Mike Maden, the author of “Line of Sight,” has written a fair number of the books sharing the series with Mark Greaney and others in what has been an amazingly consistent run of political action thrillers that has maintained the Clancey Style, fast-paced plots, and love of military equipment. Fans of the series will appreciate the tangled plot in this yarn that focuses on Jack Ryan, Jr. as he goes to Bosnia look for a former patient of his mother (Cathy Ryan) who saved the girl’s sight and then lost track of her.

Other forces are, of course, at play, including terrorists who want to destabilize Bosnia’s fragile peace and an international crime organization that has placed “kill orders” on several people, including Jack. Unaware of either group, Jack focuses on tracking down Dr. Cathy Ryan’s former patient and friend Aida Curić. The disparate subplots of this story turn toward each other like an impending train wreck as other members of The Campus become involved in minor roles.

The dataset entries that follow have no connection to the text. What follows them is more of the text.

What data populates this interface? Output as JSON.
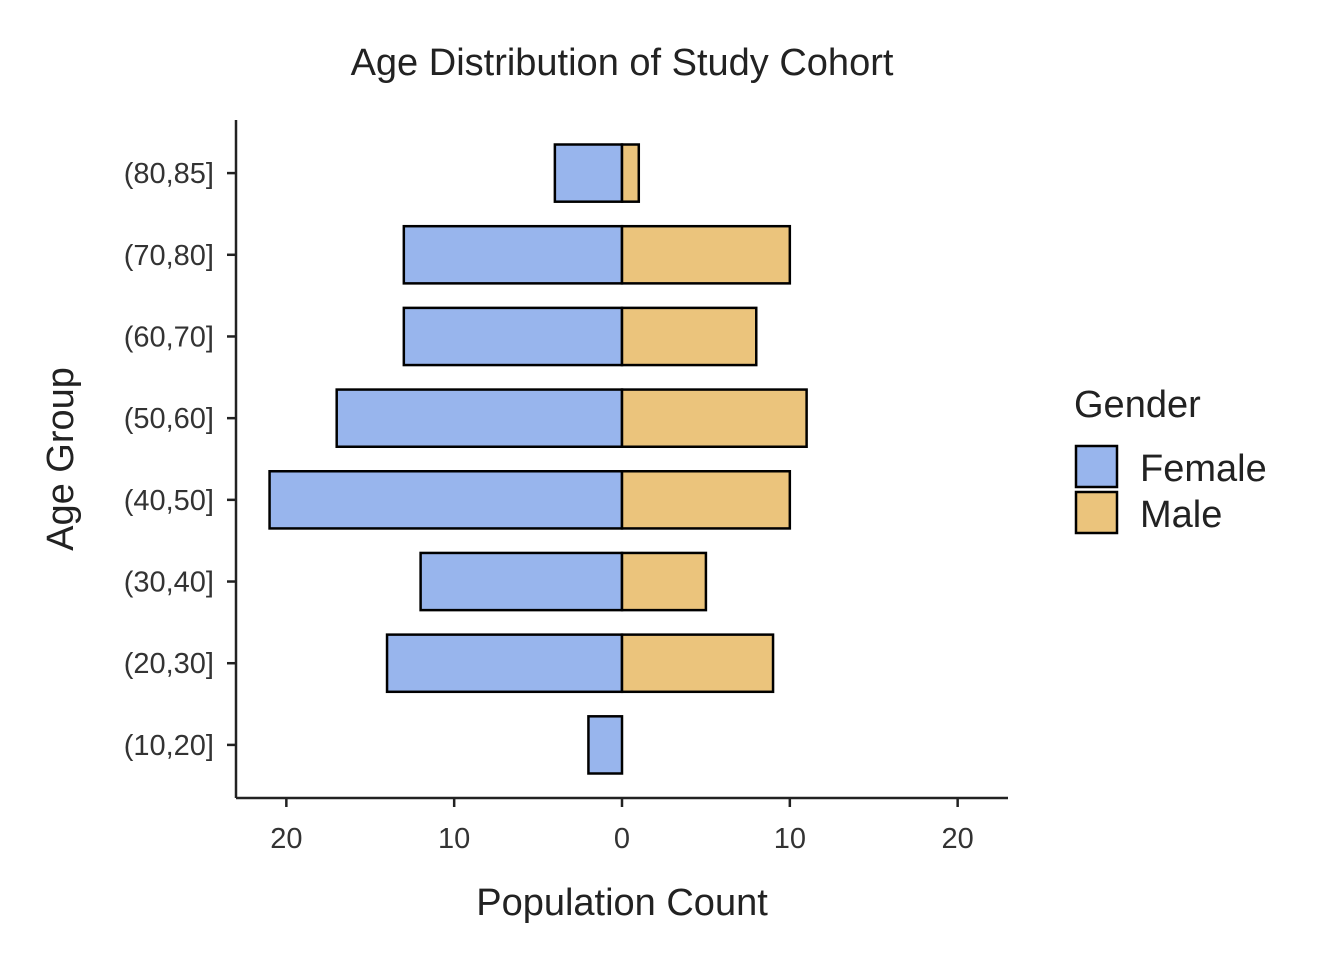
{
  "chart_data": {
    "type": "bar",
    "orientation": "horizontal",
    "title": "Age Distribution of Study Cohort",
    "xlabel": "Population Count",
    "ylabel": "Age Group",
    "categories": [
      "(10,20]",
      "(20,30]",
      "(30,40]",
      "(40,50]",
      "(50,60]",
      "(60,70]",
      "(70,80]",
      "(80,85]"
    ],
    "series": [
      {
        "name": "Female",
        "color": "#98B5ED",
        "direction": "left",
        "values": [
          2,
          14,
          12,
          21,
          17,
          13,
          13,
          4
        ]
      },
      {
        "name": "Male",
        "color": "#EBC47C",
        "direction": "right",
        "values": [
          0,
          9,
          5,
          10,
          11,
          8,
          10,
          1
        ]
      }
    ],
    "xlim": [
      -23,
      23
    ],
    "x_ticks": [
      -20,
      -10,
      0,
      10,
      20
    ],
    "x_tick_labels": [
      "20",
      "10",
      "0",
      "10",
      "20"
    ],
    "legend": {
      "title": "Gender",
      "position": "right"
    },
    "grid": false
  }
}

The weakness of the book comes from the fact that the subplots need time to develop and while they are brewing, the reader is treated to lengthy travelogue sections for entertaining Jack with others or alone. Every tourist destination but the kitchen sink in the surrounding area becomes a sightseeing stop, interspersed with a love interest that, while well handled, doesn’t reduce the author’s reliance on in-country experience and/or Internet research to pad out the story. Potentially, 25% of the text is the kind of travel and historical information we usually get in a Dan Brown novel.

The book reads well, especially if one skims the travel sections, and in spite of those sections, the conclusion doesn’t disappoint.